Options for Severe or Chronic Cases
When pompholyx doesn’t respond to topical steroids, several second-line options exist. UV light therapy can help reduce inflammation in stubborn cases. For severe chronic hand eczema that resists topical treatment, oral medications that regulate the immune system or reduce skin cell turnover may be prescribed. European dermatology guidelines recommend these systemic treatments when topical approaches have failed.
If excessive sweating is a major contributing factor, treatments targeting sweat production, including botulinum toxin injections into the palms or soles, can sometimes reduce flare frequency. A short course of oral corticosteroids (four to six weeks, then tapered) is occasionally used to get severe flares under control before transitioning to milder maintenance therapy.

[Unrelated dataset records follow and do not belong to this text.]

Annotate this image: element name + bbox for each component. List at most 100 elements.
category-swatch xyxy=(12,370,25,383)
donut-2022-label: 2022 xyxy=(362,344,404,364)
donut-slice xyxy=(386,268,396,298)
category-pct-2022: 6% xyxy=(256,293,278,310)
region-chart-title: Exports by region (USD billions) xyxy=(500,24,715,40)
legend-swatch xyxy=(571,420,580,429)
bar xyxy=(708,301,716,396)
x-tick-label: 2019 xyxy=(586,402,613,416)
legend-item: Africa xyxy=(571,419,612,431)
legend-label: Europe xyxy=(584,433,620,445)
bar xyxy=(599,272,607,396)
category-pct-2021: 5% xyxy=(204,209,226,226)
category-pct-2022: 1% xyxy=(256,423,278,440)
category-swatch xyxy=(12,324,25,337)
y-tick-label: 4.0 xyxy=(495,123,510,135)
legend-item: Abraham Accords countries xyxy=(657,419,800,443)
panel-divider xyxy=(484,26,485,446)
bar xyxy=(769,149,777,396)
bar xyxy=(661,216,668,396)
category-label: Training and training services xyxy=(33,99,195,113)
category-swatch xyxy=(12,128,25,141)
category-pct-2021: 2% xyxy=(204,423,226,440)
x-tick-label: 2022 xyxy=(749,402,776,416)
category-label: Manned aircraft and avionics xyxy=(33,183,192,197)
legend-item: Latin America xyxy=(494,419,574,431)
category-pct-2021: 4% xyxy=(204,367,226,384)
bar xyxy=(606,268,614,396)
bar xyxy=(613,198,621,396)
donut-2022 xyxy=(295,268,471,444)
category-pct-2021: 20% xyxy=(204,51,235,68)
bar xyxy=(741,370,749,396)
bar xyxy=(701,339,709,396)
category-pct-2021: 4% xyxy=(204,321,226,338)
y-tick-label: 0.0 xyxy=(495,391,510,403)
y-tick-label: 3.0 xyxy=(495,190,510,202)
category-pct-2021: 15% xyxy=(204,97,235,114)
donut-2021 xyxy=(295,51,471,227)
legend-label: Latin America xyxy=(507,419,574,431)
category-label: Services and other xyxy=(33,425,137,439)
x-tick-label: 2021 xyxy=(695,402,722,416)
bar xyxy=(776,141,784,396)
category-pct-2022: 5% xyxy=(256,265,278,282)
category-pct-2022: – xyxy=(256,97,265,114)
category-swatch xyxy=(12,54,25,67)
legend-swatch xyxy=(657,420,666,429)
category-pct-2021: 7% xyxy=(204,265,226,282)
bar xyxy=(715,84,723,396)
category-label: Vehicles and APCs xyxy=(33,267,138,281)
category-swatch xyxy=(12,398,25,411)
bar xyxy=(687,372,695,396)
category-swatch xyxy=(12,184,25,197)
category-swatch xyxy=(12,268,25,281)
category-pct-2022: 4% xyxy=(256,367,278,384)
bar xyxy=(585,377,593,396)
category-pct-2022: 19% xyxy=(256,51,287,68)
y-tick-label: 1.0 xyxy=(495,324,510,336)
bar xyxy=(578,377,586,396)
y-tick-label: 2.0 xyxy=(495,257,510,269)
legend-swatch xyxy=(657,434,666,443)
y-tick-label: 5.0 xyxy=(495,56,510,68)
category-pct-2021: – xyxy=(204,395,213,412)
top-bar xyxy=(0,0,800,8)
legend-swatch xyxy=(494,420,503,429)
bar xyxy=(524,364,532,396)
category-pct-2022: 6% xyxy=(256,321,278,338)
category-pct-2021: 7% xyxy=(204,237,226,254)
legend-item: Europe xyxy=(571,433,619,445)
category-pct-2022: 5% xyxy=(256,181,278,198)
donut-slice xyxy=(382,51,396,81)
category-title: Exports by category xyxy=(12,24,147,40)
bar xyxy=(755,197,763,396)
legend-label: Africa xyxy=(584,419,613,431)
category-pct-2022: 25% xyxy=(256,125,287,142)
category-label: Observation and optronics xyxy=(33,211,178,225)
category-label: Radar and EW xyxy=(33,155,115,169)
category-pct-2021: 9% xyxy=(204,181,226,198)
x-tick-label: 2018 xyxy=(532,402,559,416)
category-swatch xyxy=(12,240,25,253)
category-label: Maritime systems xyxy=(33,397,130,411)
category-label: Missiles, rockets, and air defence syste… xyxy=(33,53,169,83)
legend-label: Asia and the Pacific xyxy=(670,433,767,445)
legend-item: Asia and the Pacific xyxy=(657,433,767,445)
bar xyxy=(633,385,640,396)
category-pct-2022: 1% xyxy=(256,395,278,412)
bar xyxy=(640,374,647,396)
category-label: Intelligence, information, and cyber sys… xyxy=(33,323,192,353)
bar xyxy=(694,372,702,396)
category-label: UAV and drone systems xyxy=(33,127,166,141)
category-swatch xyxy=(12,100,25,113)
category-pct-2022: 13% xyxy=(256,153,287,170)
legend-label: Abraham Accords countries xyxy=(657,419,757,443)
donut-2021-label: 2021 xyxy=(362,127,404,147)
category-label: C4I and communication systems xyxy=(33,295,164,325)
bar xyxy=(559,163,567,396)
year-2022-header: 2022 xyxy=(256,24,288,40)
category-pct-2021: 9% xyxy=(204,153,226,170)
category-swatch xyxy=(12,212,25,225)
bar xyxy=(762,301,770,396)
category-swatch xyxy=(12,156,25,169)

Recurrence and Long-Term Outlook
Pompholyx is a chronic, relapsing condition for most people. Individual flares typically resolve within a few weeks with treatment, but recurrence is common. In one study that followed 120 patients over three years, even those who initially responded well to treatment frequently experienced new flares within six months. The condition tends to cycle through active and quiet phases rather than resolving permanently.
That said, identifying and avoiding your personal triggers can meaningfully reduce how often flares occur. Patch testing to check for metal allergies, switching to breathable footwear, managing stress, and maintaining a consistent moisturizing routine all help extend the time between episodes.
Signs of Infection to Watch For
Because the blisters break down the skin’s protective barrier, pompholyx carries a risk of secondary bacterial infection. Warning signs include blisters that become significantly more painful, ooze pus, or develop a golden-yellow crust on the surface. Infected pompholyx typically needs a course of antibiotics in addition to the usual eczema treatments. If your blisters change in appearance or the pain suddenly worsens, that shift usually signals infection rather than a normal part of the flare cycle.